Time for another hint as to why CXCR4 is an important target. In adults macrophages generally exhibit a primary function of consuming or phagocytizing their targets. In prenatal to neonatal situations macrophages are principally involved in the process of creating new vascular pathways to support growth. Many types of cancer are able to signal at least some macrophages to revert back to their original function to support cancer growth with new vasculature. When this function of cancer cell signaling is interupted, new vascularization in cancer can be interupted. Guess what important and basically non alternative pathway many cancers use for this signaling to macrophages.
exwannabe,
When I referred to the idea of "stand alone" in my previous post that was not meant to imply comparison to historical norms. This concept is based on evidence derived from other clinical trials that point to this potential with DC therapy but for the most part has been negatively impacted by slightly to moderately active "placebos", too broad of a target population and definately the pseudo effect. FDA is tied to this trial by their own insistance for a cross-over which appears to have been a blessing to those who are "living longer". Now FDA must do everything in their power to learn what the implications of this mandated cross-over means. I believe they want to verify the biomarker ties to longevity, verify a solution to the pseudo problem, want to understand potential synergy better and understand MO of DC therapy on various subtypes. I believe they are doing that right now.

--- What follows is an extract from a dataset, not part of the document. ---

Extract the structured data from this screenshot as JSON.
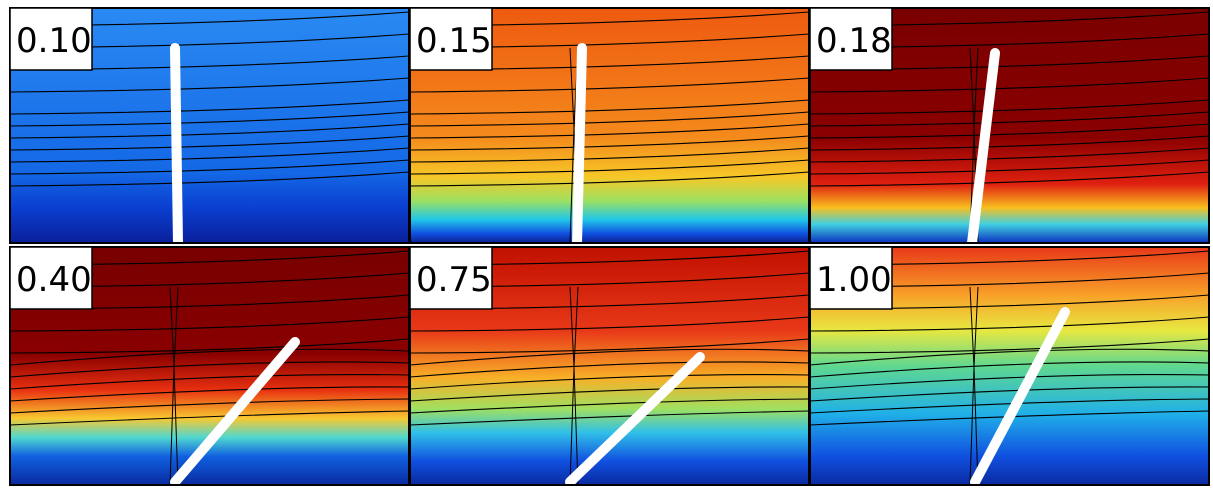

Some here seem to think that FDA is so legalistic that they could care less about what is at stake for patients outside of this trial even though the trial will help them learn a great deal about the science. These folks believe this trial will ultimately fail to gain approval because of trial design flaws. I believe there is enough flexibility designed into the trial and motivation from regulators and research community now to see this through to the end. That means we will at least get to HE reimbursement as a minimum (trial fully enrolled) or better. This minimum would mean another trial but with income. Better could be up to much, much better and perhaps be more in line with the production capacity ramp up we are seeing.
Koman,
Quote:
So there is every reason for the regulators to tell NWBO to just design another p3 trial with OS as the primary endpoint and no cross-over if there was any hint of OS difference in this current p3 trial. Don't blame the regulators for doing their job.
-koman-
Well yes but.. the crossover was mandated due to an invasive procedure for the placebo and active treatments. The need to retain patients for assessment of secondary endpoints (with a change to OS co-primary in mind perhaps from the .03 alpha spend reserved) necessitated the cross-over as well.
This treatment may be showing efficacy signals on multiple levels. It may show stand alone efficacy with mesenchymal GBM genotype with regard to PFS and OS, stand alone efficacy in mesenchymal phenotype at crossover in OS and potentiation/repotentiation of checkpoint inhibitors and various chemo/radiation therapies with PFS and OS. With this kind of activity possibly going on, FDA will want to figure this all out especially with the biomarker correlations to survival in hand. The data from this trial is just too valuable given that patients are living longer than a 24 month median. Living longer is the gold standard right?